Two Fabulists
By Andrea Ward
One doodled wolves in margins and spelled
them in scrawl so urgent that they tore life-size
from her copybook, padded between rows of pupils
who turned back to see the fire door spring open,
who pressed against windows to watch the pack
lope across the sports field and around the gym
towards the shortcut to the coast road and the station.
The other, her courage kindling, conjured
a juvenile dragon abandoned since his hatching
in the derelict garden of a ruin high over the railroad –
dragon with no kin to mirror his fabulous to his desolate
self. And the class felt for him, but winced
at his diet of rats, fox cubs, pigeons, broken bottles
and (just once) a wino he had scorched and scoffed.
The myth took hold.
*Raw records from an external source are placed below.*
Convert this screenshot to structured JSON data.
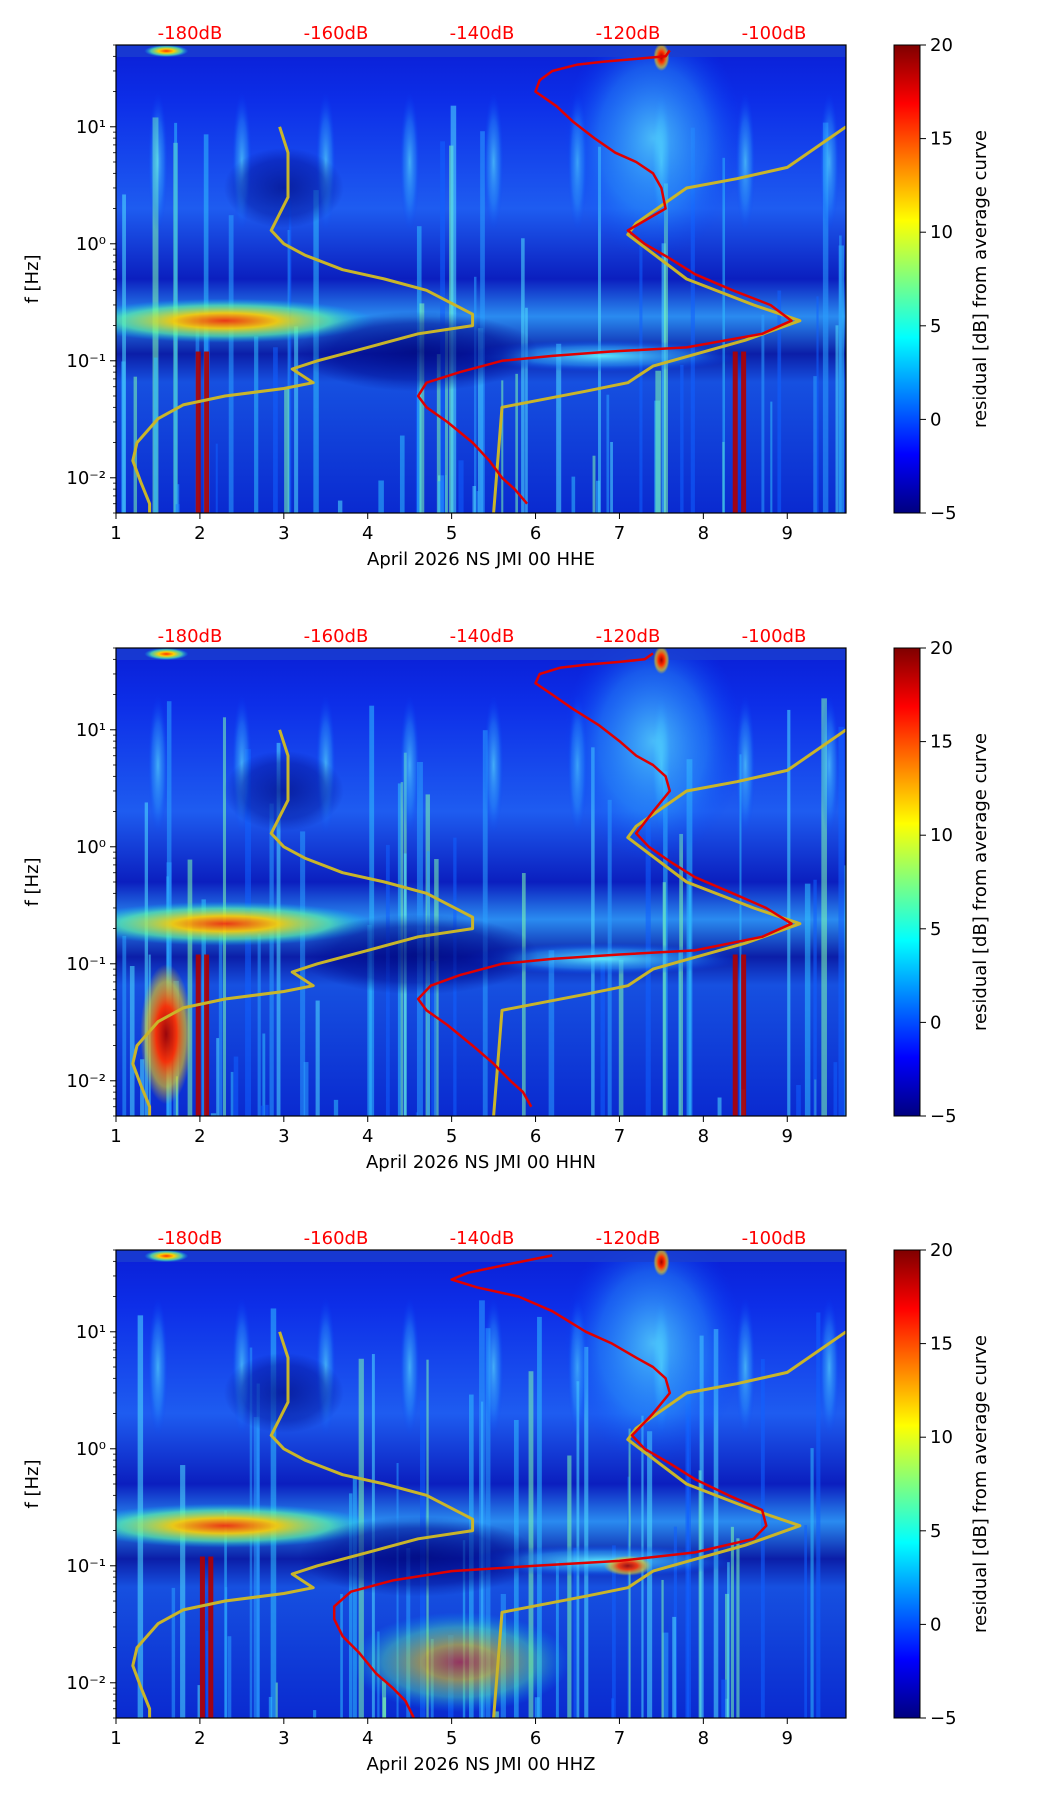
{
  "figure": {
    "colorbar_label": "residual [dB] from average curve",
    "colorbar_ticks": [
      "20",
      "15",
      "10",
      "5",
      "0",
      "−5"
    ],
    "colorbar_values": [
      20,
      15,
      10,
      5,
      0,
      -5
    ],
    "colormap": [
      "#00007f",
      "#0000ff",
      "#007fff",
      "#00ffff",
      "#7fff7f",
      "#ffff00",
      "#ff7f00",
      "#ff0000",
      "#7f0000"
    ],
    "x_ticks": [
      "1",
      "2",
      "3",
      "4",
      "5",
      "6",
      "7",
      "8",
      "9"
    ],
    "y_ticks": [
      "10¹",
      "10⁰",
      "10⁻¹",
      "10⁻²"
    ],
    "y_label": "f [Hz]",
    "db_scale": [
      "-180dB",
      "-160dB",
      "-140dB",
      "-120dB",
      "-100dB"
    ],
    "curve_colors": {
      "reference": "#c9b52a",
      "average": "#e00000"
    }
  },
  "chart_data": [
    {
      "type": "heatmap",
      "title": "",
      "xlabel": "April 2026 NS JMI 00 HHE",
      "ylabel": "f [Hz]",
      "xlim": [
        1,
        9.7
      ],
      "ylim_hz": [
        0.005,
        50
      ],
      "clim": [
        -5,
        20
      ],
      "reference_curve": {
        "x": [
          2.95,
          3.05,
          3.05,
          2.85,
          3.0,
          3.25,
          3.7,
          4.2,
          4.7,
          5.25,
          5.25,
          4.6,
          4.0,
          3.4,
          3.1,
          3.35,
          3.0,
          2.3,
          1.8,
          1.5,
          1.25,
          1.2,
          1.3,
          1.4,
          1.4
        ],
        "f_hz": [
          10,
          6,
          2.5,
          1.3,
          1.0,
          0.8,
          0.6,
          0.5,
          0.4,
          0.25,
          0.2,
          0.17,
          0.13,
          0.1,
          0.085,
          0.065,
          0.058,
          0.05,
          0.042,
          0.032,
          0.02,
          0.014,
          0.009,
          0.006,
          0.005
        ]
      },
      "average_curve": {
        "x": [
          7.6,
          7.55,
          7.2,
          6.8,
          6.5,
          6.2,
          6.05,
          6.0,
          6.25,
          6.45,
          6.7,
          6.95,
          7.2,
          7.4,
          7.5,
          7.55,
          7.1,
          7.3,
          7.6,
          7.9,
          8.35,
          8.8,
          9.05,
          8.7,
          7.8,
          6.9,
          6.2,
          5.6,
          5.1,
          4.7,
          4.6,
          4.7,
          4.95,
          5.25,
          5.45,
          5.6,
          5.75,
          5.9
        ],
        "f_hz": [
          45,
          40,
          38,
          36,
          34,
          30,
          25,
          20,
          15,
          11,
          8,
          6,
          5,
          4,
          3,
          2,
          1.3,
          1.0,
          0.75,
          0.55,
          0.4,
          0.3,
          0.22,
          0.17,
          0.13,
          0.12,
          0.11,
          0.1,
          0.08,
          0.065,
          0.05,
          0.04,
          0.03,
          0.02,
          0.014,
          0.01,
          0.008,
          0.006
        ]
      },
      "reference_curve_upper": {
        "x": [
          5.5,
          5.6,
          6.6,
          7.1,
          7.4,
          8.5,
          9.15,
          8.6,
          7.8,
          7.1,
          7.2,
          7.8,
          8.4,
          9.0,
          9.7
        ],
        "f_hz": [
          0.005,
          0.04,
          0.055,
          0.065,
          0.09,
          0.15,
          0.22,
          0.3,
          0.5,
          1.2,
          1.5,
          3,
          3.6,
          4.5,
          10
        ]
      }
    },
    {
      "type": "heatmap",
      "title": "",
      "xlabel": "April 2026 NS JMI 00 HHN",
      "ylabel": "f [Hz]",
      "xlim": [
        1,
        9.7
      ],
      "ylim_hz": [
        0.005,
        50
      ],
      "clim": [
        -5,
        20
      ],
      "reference_curve": {
        "x": [
          2.95,
          3.05,
          3.05,
          2.85,
          3.0,
          3.25,
          3.7,
          4.2,
          4.7,
          5.25,
          5.25,
          4.6,
          4.0,
          3.4,
          3.1,
          3.35,
          3.0,
          2.3,
          1.8,
          1.5,
          1.25,
          1.2,
          1.3,
          1.4,
          1.4
        ],
        "f_hz": [
          10,
          6,
          2.5,
          1.3,
          1.0,
          0.8,
          0.6,
          0.5,
          0.4,
          0.25,
          0.2,
          0.17,
          0.13,
          0.1,
          0.085,
          0.065,
          0.058,
          0.05,
          0.042,
          0.032,
          0.02,
          0.014,
          0.009,
          0.006,
          0.005
        ]
      },
      "average_curve": {
        "x": [
          7.4,
          7.3,
          7.0,
          6.6,
          6.3,
          6.05,
          6.0,
          6.2,
          6.45,
          6.75,
          7.0,
          7.2,
          7.4,
          7.55,
          7.6,
          7.4,
          7.2,
          7.35,
          7.6,
          7.9,
          8.35,
          8.75,
          9.05,
          8.7,
          7.9,
          7.0,
          6.2,
          5.6,
          5.1,
          4.75,
          4.6,
          4.7,
          4.95,
          5.25,
          5.5,
          5.7,
          5.85,
          5.95
        ],
        "f_hz": [
          45,
          40,
          38,
          36,
          34,
          30,
          25,
          20,
          15,
          11,
          8,
          6,
          5,
          4,
          3,
          2,
          1.3,
          1.0,
          0.75,
          0.55,
          0.4,
          0.3,
          0.22,
          0.17,
          0.13,
          0.12,
          0.11,
          0.1,
          0.08,
          0.065,
          0.05,
          0.04,
          0.03,
          0.02,
          0.014,
          0.01,
          0.008,
          0.006
        ]
      },
      "reference_curve_upper": {
        "x": [
          5.5,
          5.6,
          6.6,
          7.1,
          7.4,
          8.5,
          9.15,
          8.6,
          7.8,
          7.1,
          7.2,
          7.8,
          8.4,
          9.0,
          9.7
        ],
        "f_hz": [
          0.005,
          0.04,
          0.055,
          0.065,
          0.09,
          0.15,
          0.22,
          0.3,
          0.5,
          1.2,
          1.5,
          3,
          3.6,
          4.5,
          10
        ]
      }
    },
    {
      "type": "heatmap",
      "title": "",
      "xlabel": "April 2026 NS JMI 00 HHZ",
      "ylabel": "f [Hz]",
      "xlim": [
        1,
        9.7
      ],
      "ylim_hz": [
        0.005,
        50
      ],
      "clim": [
        -5,
        20
      ],
      "reference_curve": {
        "x": [
          2.95,
          3.05,
          3.05,
          2.85,
          3.0,
          3.25,
          3.7,
          4.2,
          4.7,
          5.25,
          5.25,
          4.6,
          4.0,
          3.4,
          3.1,
          3.35,
          3.0,
          2.3,
          1.8,
          1.5,
          1.25,
          1.2,
          1.3,
          1.4,
          1.4
        ],
        "f_hz": [
          10,
          6,
          2.5,
          1.3,
          1.0,
          0.8,
          0.6,
          0.5,
          0.4,
          0.25,
          0.2,
          0.17,
          0.13,
          0.1,
          0.085,
          0.065,
          0.058,
          0.05,
          0.042,
          0.032,
          0.02,
          0.014,
          0.009,
          0.006,
          0.005
        ]
      },
      "average_curve": {
        "x": [
          6.2,
          5.7,
          5.2,
          5.0,
          5.3,
          5.8,
          6.2,
          6.6,
          6.9,
          7.2,
          7.4,
          7.55,
          7.6,
          7.4,
          7.15,
          7.3,
          7.6,
          7.9,
          8.3,
          8.7,
          8.75,
          8.6,
          7.9,
          7.0,
          6.0,
          5.0,
          4.3,
          3.8,
          3.6,
          3.6,
          3.7,
          3.9,
          4.1,
          4.3,
          4.45,
          4.55
        ],
        "f_hz": [
          45,
          38,
          32,
          28,
          24,
          20,
          15,
          10,
          8,
          6,
          5,
          4,
          3,
          2,
          1.3,
          1.0,
          0.75,
          0.55,
          0.4,
          0.3,
          0.22,
          0.17,
          0.13,
          0.11,
          0.1,
          0.09,
          0.075,
          0.06,
          0.045,
          0.035,
          0.025,
          0.018,
          0.012,
          0.009,
          0.007,
          0.005
        ]
      },
      "reference_curve_upper": {
        "x": [
          5.5,
          5.6,
          6.6,
          7.1,
          7.4,
          8.5,
          9.15,
          8.6,
          7.8,
          7.1,
          7.2,
          7.8,
          8.4,
          9.0,
          9.7
        ],
        "f_hz": [
          0.005,
          0.04,
          0.055,
          0.065,
          0.09,
          0.15,
          0.22,
          0.3,
          0.5,
          1.2,
          1.5,
          3,
          3.6,
          4.5,
          10
        ]
      }
    }
  ]
}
Classmates swapped sightings,
rumours, a dream of moonlit wolves thronging
the railway platform after midnight, coursing
the tracks southward by the coastline, scaling
a rock slope, weaving through brushwood to the dragon,
who, smelling something kindred in their ravening,
reared up to match their baying with breathed flame –
whereupon the wolves were stilled, awed by his gold-green
iridescences, his flailing head, ridged and carbuncular,
his thorned and thrashing tail, his wings cranking open:
so that the dragon, seeing himself seen, flew free to search
for other wonders, while flame-eyed wolves remained
to be glimpsed in after-years along the railroad, in parkland,
near sports fields, moving always on the margins of belief.